En Amérique, le doré habite la région des grands lacs ; il se répand vers le nord jusqu’au pays des fourrures, où plus d’une fois il a fourni une ressource précieuse aux trappeurs et aux premiers explorateurs ; il peuple également le haut du Mississipi, les États de l’ouest, le bassin du fleuve Saint-Laurent, les États du nord ; mais il fait défaut dans la Nouvelle-Angleterre et les États du sud de l’Atlantique. Le lac Pepin, dans le Minnesota, est célèbre pour la quantité prodigieuse de ce poisson qu’il nourrit. Il se réunit aussi en troupes immenses, à la jonction de la rivière Chippewa avec le Mississipi, sous des chariots de bois qui s’y échouent en hiver.
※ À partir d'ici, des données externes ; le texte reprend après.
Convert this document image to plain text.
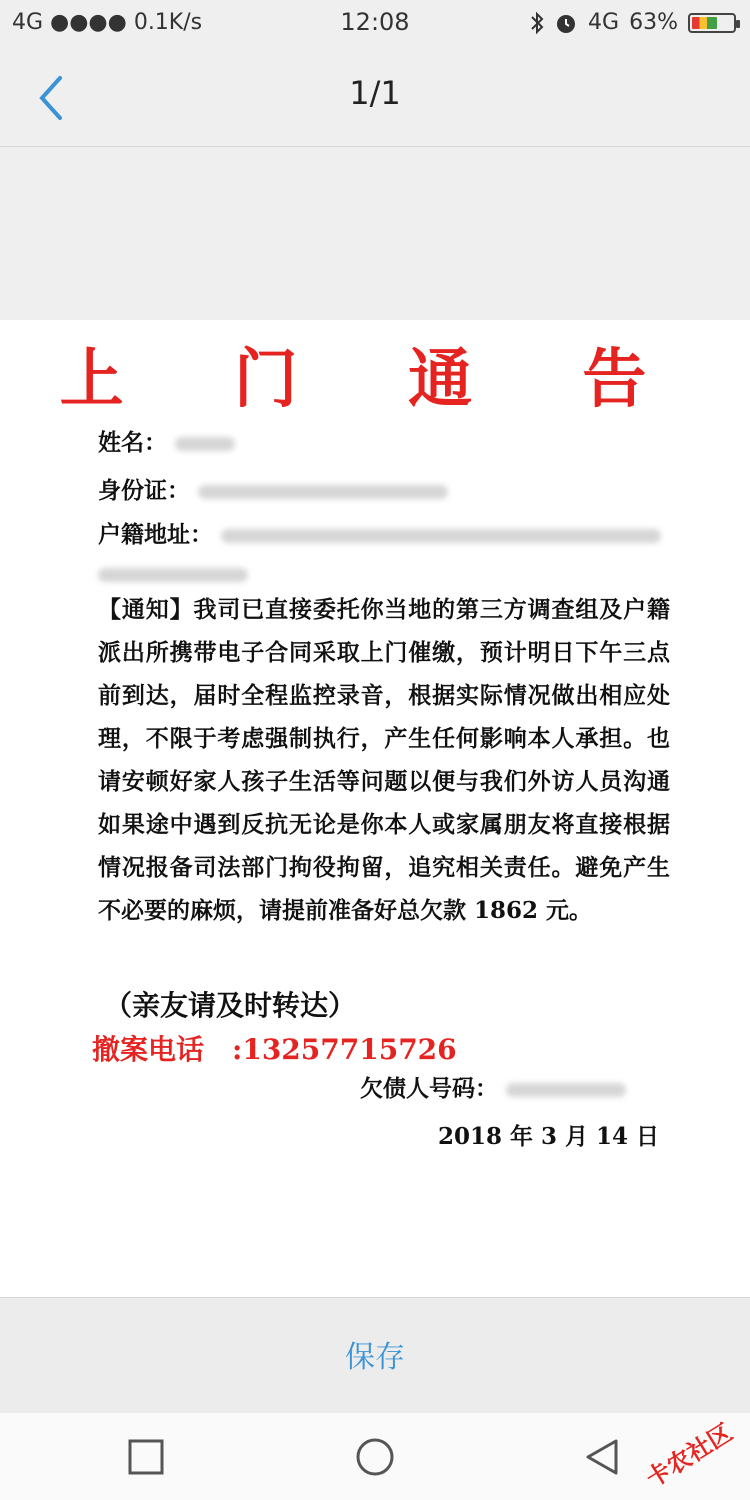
4G ●●●● 0.1K/s	12:08	4G 63%
1/1
上 门 通 告
姓名：
身份证：
户籍地址：
【通知】我司已直接委托你当地的第三方调查组及户籍派出所携带电子合同采取上门催缴，预计明日下午三点前到达，届时全程监控录音，根据实际情况做出相应处理，不限于考虑强制执行，产生任何影响本人承担。也请安顿好家人孩子生活等问题以便与我们外访人员沟通如果途中遇到反抗无论是你本人或家属朋友将直接根据情况报备司法部门拘役拘留，追究相关责任。避免产生不必要的麻烦，请提前准备好总欠款 1862 元。
（亲友请及时转达）
撤案电话　:13257715726
欠债人号码：
2018 年 3 月 14 日
保存
卡农社区
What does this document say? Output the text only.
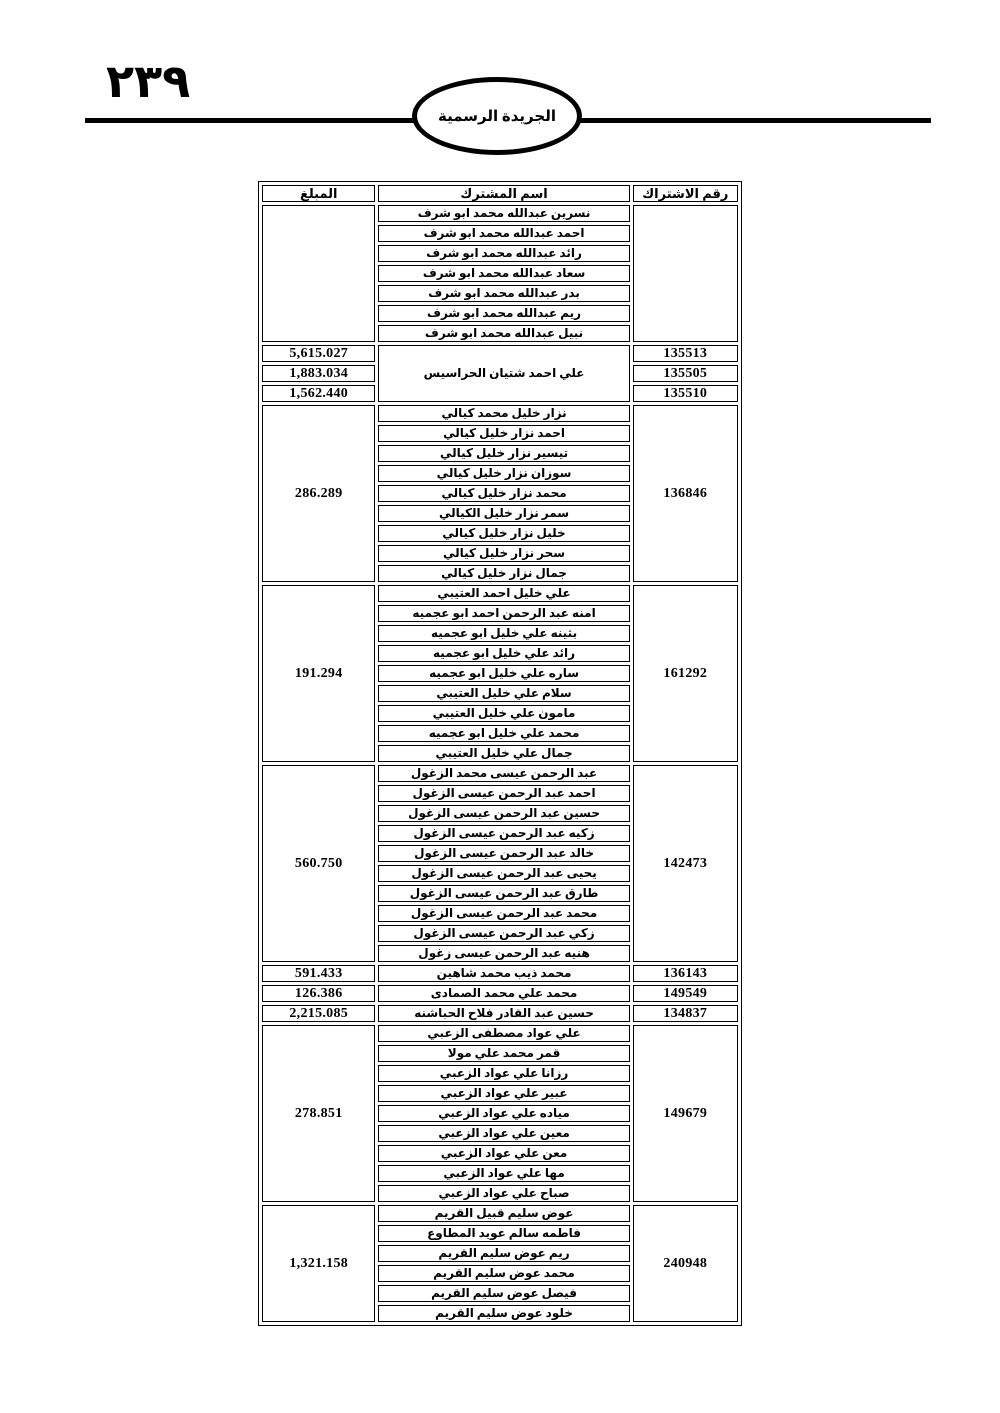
٢٣٩
الجريدة الرسمية
رقم الاشتراك	اسم المشترك	المبلغ
	نسرين عبدالله محمد ابو شرف	
	احمد عبدالله محمد ابو شرف	
	رائد عبدالله محمد ابو شرف	
	سعاد عبدالله محمد ابو شرف	
	بدر عبدالله محمد ابو شرف	
	ريم عبدالله محمد ابو شرف	
	نبيل عبدالله محمد ابو شرف	
135513	علي احمد شتيان الحراسيس	5,615.027
135505		1,883.034
135510		1,562.440
136846	نزار خليل محمد كيالي	286.289
	احمد نزار خليل كيالي	
	تيسير نزار خليل كيالي	
	سوزان نزار خليل كيالي	
	محمد نزار خليل كيالي	
	سمر نزار خليل الكيالي	
	خليل نزار خليل كيالي	
	سحر نزار خليل كيالي	
	جمال نزار خليل كيالي	
161292	علي خليل احمد العتيبي	191.294
	امنه عبد الرحمن احمد ابو عجميه	
	بثينه علي خليل ابو عجميه	
	رائد علي خليل ابو عجميه	
	ساره علي خليل ابو عجميه	
	سلام علي خليل العتيبي	
	مامون علي خليل العتيبي	
	محمد علي خليل ابو عجميه	
	جمال علي خليل العتيبي	
142473	عبد الرحمن عيسى محمد الزغول	560.750
	احمد عبد الرحمن عيسى الزغول	
	حسين عبد الرحمن عيسى الزغول	
	زكيه عبد الرحمن عيسى الزغول	
	خالد عبد الرحمن عيسى الزغول	
	يحيى عبد الرحمن عيسى الزغول	
	طارق عبد الرحمن عيسى الزغول	
	محمد عبد الرحمن عيسى الزغول	
	زكي عبد الرحمن عيسى الزغول	
	هنيه عبد الرحمن عيسى زغول	
136143	محمد ذيب محمد شاهين	591.433
149549	محمد علي محمد الصمادى	126.386
134837	حسين عبد القادر فلاح الحباشنه	2,215.085
149679	علي عواد مصطفى الزعبي	278.851
	قمر محمد علي مولا	
	رزانا علي عواد الزعبي	
	عبير علي عواد الزعبي	
	مياده علي عواد الزعبي	
	معين علي عواد الزعبي	
	معن علي عواد الزعبي	
	مها علي عواد الزعبي	
	صباح علي عواد الزعبي	
240948	عوض سليم قبيل القريم	1,321.158
	فاطمه سالم عويد المطاوع	
	ريم عوض سليم القريم	
	محمد عوض سليم القريم	
	فيصل عوض سليم القريم	
	خلود عوض سليم القريم	
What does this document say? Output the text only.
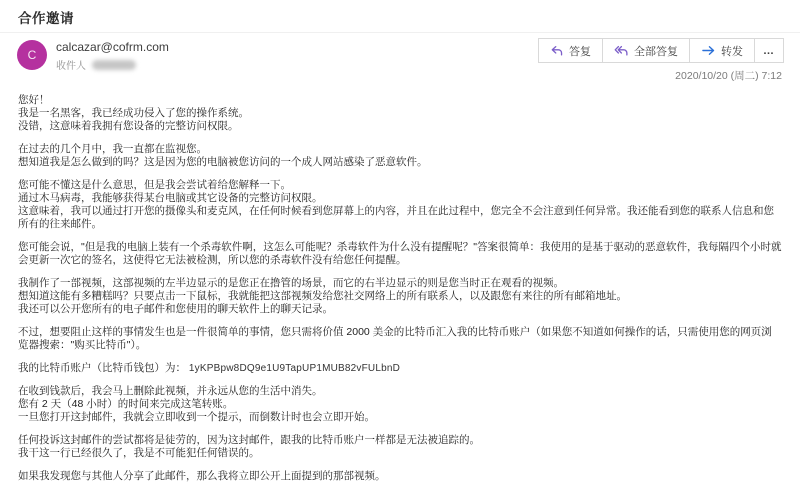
合作邀请
C
calcazar@cofrm.com
收件人
答复	全部答复	转发 …
2020/10/20 (周二) 7:12
您好！
我是一名黑客，我已经成功侵入了您的操作系统。
没错，这意味着我拥有您设备的完整访问权限。
在过去的几个月中，我一直都在监视您。
想知道我是怎么做到的吗？这是因为您的电脑被您访问的一个成人网站感染了恶意软件。
您可能不懂这是什么意思，但是我会尝试着给您解释一下。
通过木马病毒，我能够获得某台电脑或其它设备的完整访问权限。
这意味着，我可以通过打开您的摄像头和麦克风，在任何时候看到您屏幕上的内容，并且在此过程中，您完全不会注意到任何异常。我还能看到您的联系人信息和您所有的往来邮件。
您可能会说，"但是我的电脑上装有一个杀毒软件啊，这怎么可能呢？杀毒软件为什么没有提醒呢？"答案很简单：我使用的是基于驱动的恶意软件，我每隔四个小时就会更新一次它的签名，这使得它无法被检测，所以您的杀毒软件没有给您任何提醒。
我制作了一部视频，这部视频的左半边显示的是您正在撸管的场景，而它的右半边显示的则是您当时正在观看的视频。
想知道这能有多糟糕吗？只要点击一下鼠标，我就能把这部视频发给您社交网络上的所有联系人，以及跟您有来往的所有邮箱地址。
我还可以公开您所有的电子邮件和您使用的聊天软件上的聊天记录。
不过，想要阻止这样的事情发生也是一件很简单的事情，您只需将价值 2000 美金的比特币汇入我的比特币账户（如果您不知道如何操作的话，只需使用您的网页浏览器搜索："购买比特币"）。
我的比特币账户（比特币钱包）为： 1yKPBpw8DQ9e1U9TapUP1MUB82vFULbnD
在收到钱款后，我会马上删除此视频，并永远从您的生活中消失。
您有 2 天（48 小时）的时间来完成这笔转账。
一旦您打开这封邮件，我就会立即收到一个提示，而倒数计时也会立即开始。
任何投诉这封邮件的尝试都将是徒劳的，因为这封邮件，跟我的比特币账户一样都是无法被追踪的。
我干这一行已经很久了，我是不可能犯任何错误的。
如果我发现您与其他人分享了此邮件，那么我将立即公开上面提到的那部视频。
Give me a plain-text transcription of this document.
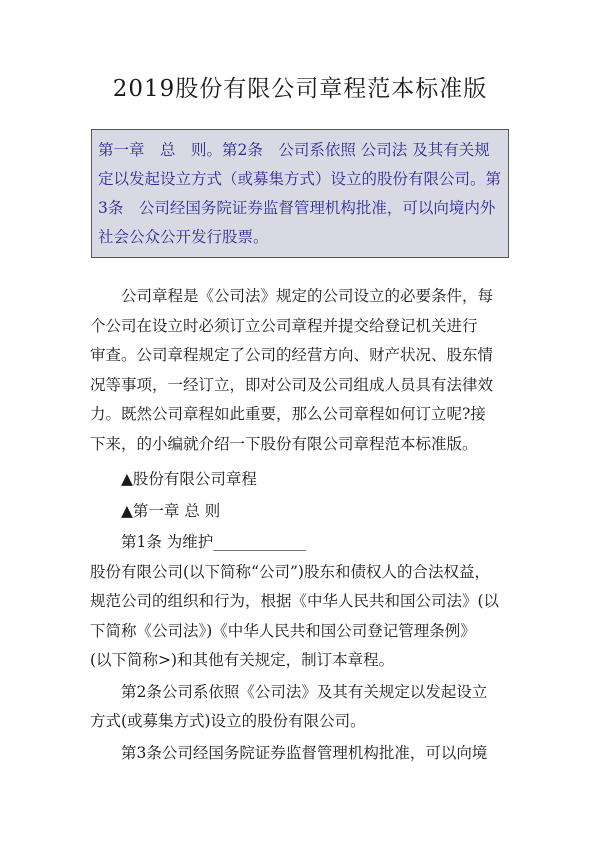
2019股份有限公司章程范本标准版
第一章　总　则。第2条　公司系依照 公司法 及其有关规
定以发起设立方式（或募集方式）设立的股份有限公司。第
3条　公司经国务院证券监督管理机构批准，可以向境内外
社会公众公开发行股票。
公司章程是《公司法》规定的公司设立的必要条件，每
个公司在设立时必须订立公司章程并提交给登记机关进行
审查。公司章程规定了公司的经营方向、财产状况、股东情
况等事项，一经订立，即对公司及公司组成人员具有法律效
力。既然公司章程如此重要，那么公司章程如何订立呢?接
下来，的小编就介绍一下股份有限公司章程范本标准版。
▲股份有限公司章程
▲第一章 总 则
第1条 为维护____________
股份有限公司(以下简称“公司”)股东和债权人的合法权益，
规范公司的组织和行为，根据《中华人民共和国公司法》(以
下简称《公司法》)《中华人民共和国公司登记管理条例》
(以下简称>)和其他有关规定，制订本章程。
第2条公司系依照《公司法》及其有关规定以发起设立
方式(或募集方式)设立的股份有限公司。
第3条公司经国务院证券监督管理机构批准，可以向境
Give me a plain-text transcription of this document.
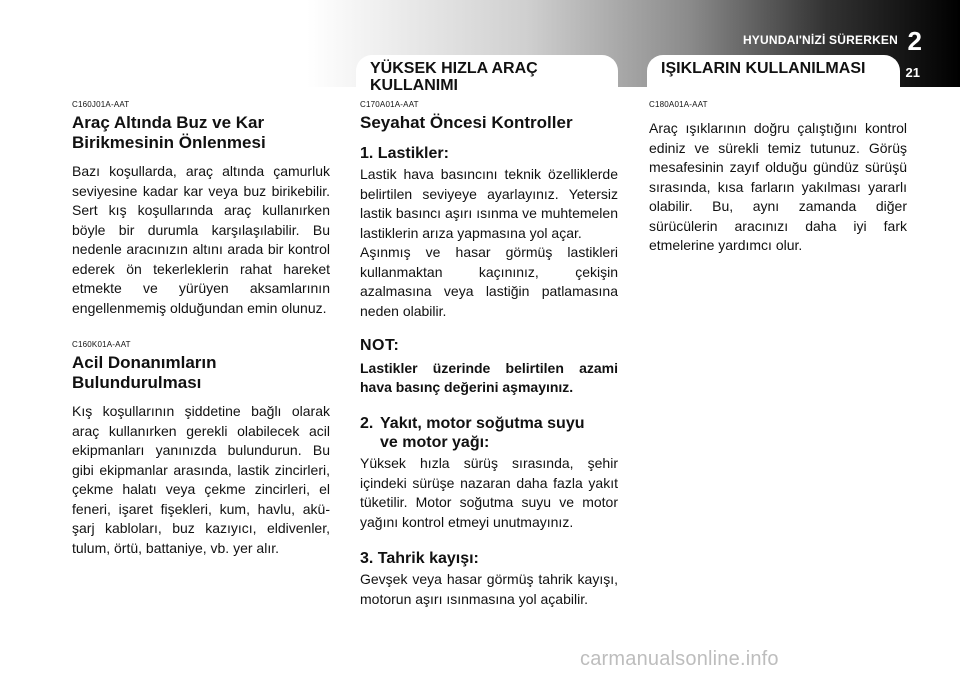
HYUNDAI'NİZİ SÜRERKEN 2
21
YÜKSEK HIZLA ARAÇ KULLANIMI
IŞIKLARIN KULLANILMASI

C160J01A-AAT

Araç Altında Buz ve Kar Birikmesinin Önlenmesi

Bazı koşullarda, araç altında çamurluk seviyesine kadar kar veya buz birikebilir. Sert kış koşullarında araç kullanırken böyle bir durumla karşılaşılabilir. Bu nedenle aracınızın altını arada bir kontrol ederek ön tekerleklerin rahat hareket etmekte ve yürüyen aksamlarının engellenmemiş olduğundan emin olunuz.

C160K01A-AAT

Acil Donanımların Bulundurulması

Kış koşullarının şiddetine bağlı olarak araç kullanırken gerekli olabilecek acil ekipmanları yanınızda bulundurun. Bu gibi ekipmanlar arasında, lastik zincirleri, çekme halatı veya çekme zincirleri, el feneri, işaret fişekleri, kum, havlu, akü-şarj kabloları, buz kazıyıcı, eldivenler, tulum, örtü, battaniye, vb. yer alır.

C170A01A-AAT

Seyahat Öncesi Kontroller
1. Lastikler:

Lastik hava basıncını teknik özelliklerde belirtilen seviyeye ayarlayınız. Yetersiz lastik basıncı aşırı ısınma ve muhtemelen lastiklerin arıza yapmasına yol açar.

Aşınmış ve hasar görmüş lastikleri kullanmaktan kaçınınız, çekişin azalmasına veya lastiğin patlamasına neden olabilir.

NOT:

Lastikler üzerinde belirtilen azami hava basınç değerini aşmayınız.

2. Yakıt, motor soğutma suyu
ve motor yağı:

Yüksek hızla sürüş sırasında, şehir içindeki sürüşe nazaran daha fazla yakıt tüketilir. Motor soğutma suyu ve motor yağını kontrol etmeyi unutmayınız.

3. Tahrik kayışı:

Gevşek veya hasar görmüş tahrik kayışı, motorun aşırı ısınmasına yol açabilir.

C180A01A-AAT

Araç ışıklarının doğru çalıştığını kontrol ediniz ve sürekli temiz tutunuz. Görüş mesafesinin zayıf olduğu gündüz sürüşü sırasında, kısa farların yakılması yararlı olabilir. Bu, aynı zamanda diğer sürücülerin aracınızı daha iyi fark etmelerine yardımcı olur.

carmanualsonline.info
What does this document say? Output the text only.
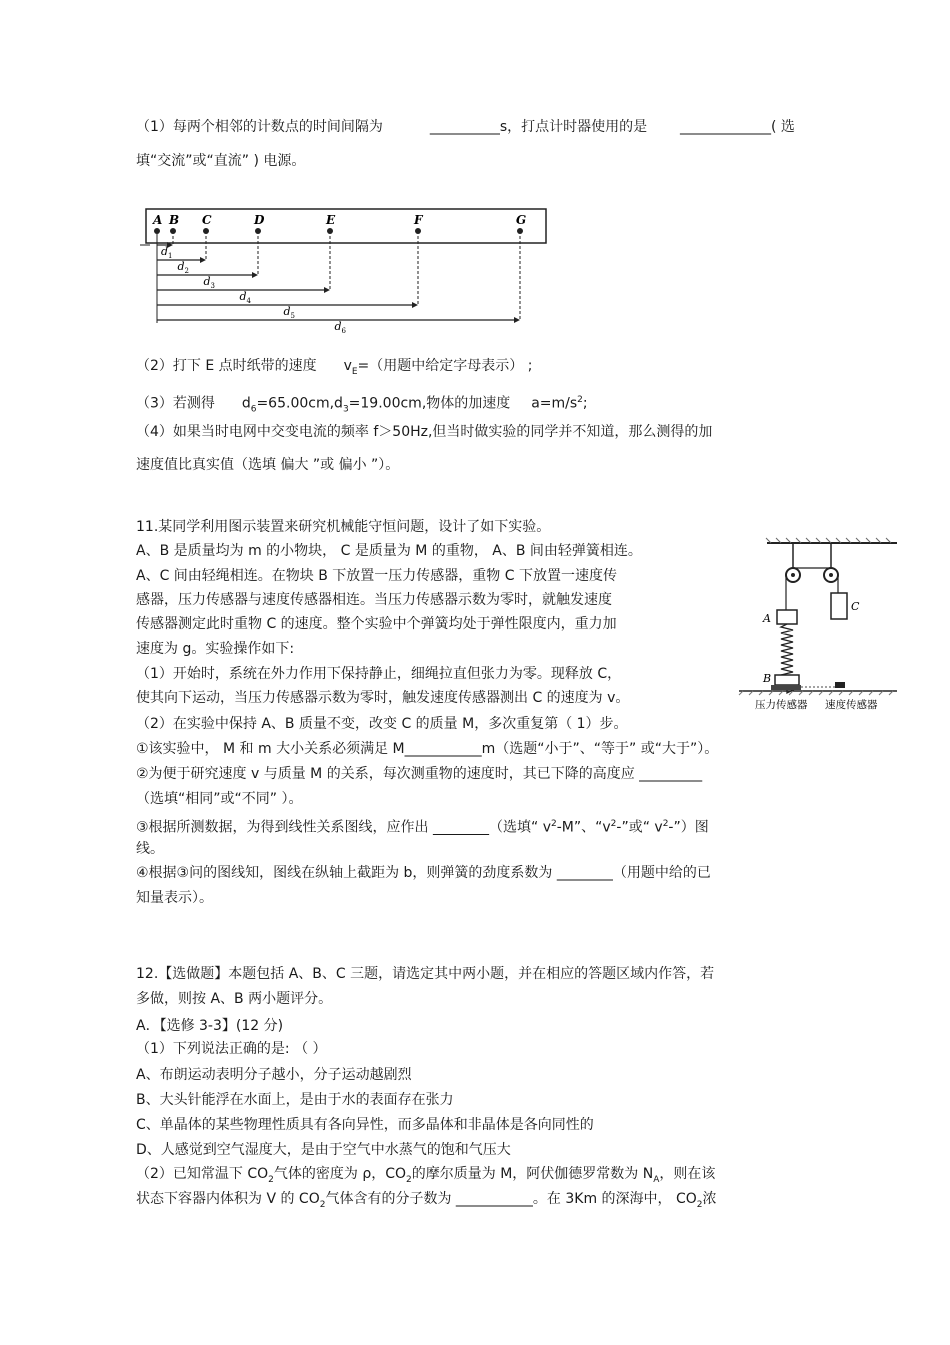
（1）每两个相邻的计数点的时间间隔为	__________s，打点计时器使用的是 _____________( 选
填“交流”或“直流” ) 电源。
A B C	D	E	F	G
d 1
d 2
d 3
d 4
d 5
d 6
（2）打下 E 点时纸带的速度 $v_E=$（用题中给定字母表示） ;
（3）若测得 $d_6=65.00cm,d_3=19.00cm$,物体的加速度 $a=m/s^2$;
（4）如果当时电网中交变电流的频率 f＞50Hz,但当时做实验的同学并不知道，那么测得的加
速度值比真实值（选填 偏大 ”或 偏小 ”）。
11.某同学利用图示装置来研究机械能守恒问题，设计了如下实验。
A、B 是质量均为 m 的小物块， C 是质量为 M 的重物， A、B 间由轻弹簧相连。
A、C 间由轻绳相连。在物块 B 下放置一压力传感器，重物 C 下放置一速度传
感器，压力传感器与速度传感器相连。当压力传感器示数为零时，就触发速度
传感器测定此时重物 C 的速度。整个实验中个弹簧均处于弹性限度内，重力加
速度为 g。实验操作如下:
（1）开始时，系统在外力作用下保持静止，细绳拉直但张力为零。现释放 C，
使其向下运动，当压力传感器示数为零时，触发速度传感器测出 C 的速度为 v。
（2）在实验中保持 A、B 质量不变，改变 C 的质量 M，多次重复第（ 1）步。
①该实验中， M 和 m 大小关系必须满足 M___________m（选题“小于”、“等于” 或“大于”）。
②为便于研究速度 v 与质量 M 的关系，每次测重物的速度时，其已下降的高度应 _________
（选填“相同”或“不同” ）。
③根据所测数据，为得到线性关系图线，应作出 ________（选填“ $v^2-M$”、“$v^2-$”或“ $v^2-$”）图
线。
④根据③问的图线知，图线在纵轴上截距为 b，则弹簧的劲度系数为 ________（用题中给的已
知量表示）。
C
A
B
压力传感器 速度传感器
12.【选做题】本题包括 A、B、C 三题，请选定其中两小题，并在相应的答题区域内作答，若
多做，则按 A、B 两小题评分。
A．【选修 3-3】(12 分)
（1）下列说法正确的是: （ ）
A、布朗运动表明分子越小，分子运动越剧烈
B、大头针能浮在水面上，是由于水的表面存在张力
C、单晶体的某些物理性质具有各向异性，而多晶体和非晶体是各向同性的
D、人感觉到空气湿度大，是由于空气中水蒸气的饱和气压大
（2）已知常温下 $CO_2$气体的密度为 ρ，$CO_2$的摩尔质量为 M，阿伏伽德罗常数为 $N_A$，则在该
状态下容器内体积为 V 的 $CO_2$气体含有的分子数为 ___________。在 3Km 的深海中， $CO_2$浓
Autrefois très abondant dans le bassin du fleuve Saint-Laurent, surtout dans les grands lacs, il diminue sensiblement depuis ces dernières dix années. Une pêche aveugle, sans méthode ni raison, a causé un gaspillage pénible, qui menace de ruiner nos eaux les plus riches, dans un avenir prochain, si la loi n’y met promptement ordre par les moyens les plus rigoureux.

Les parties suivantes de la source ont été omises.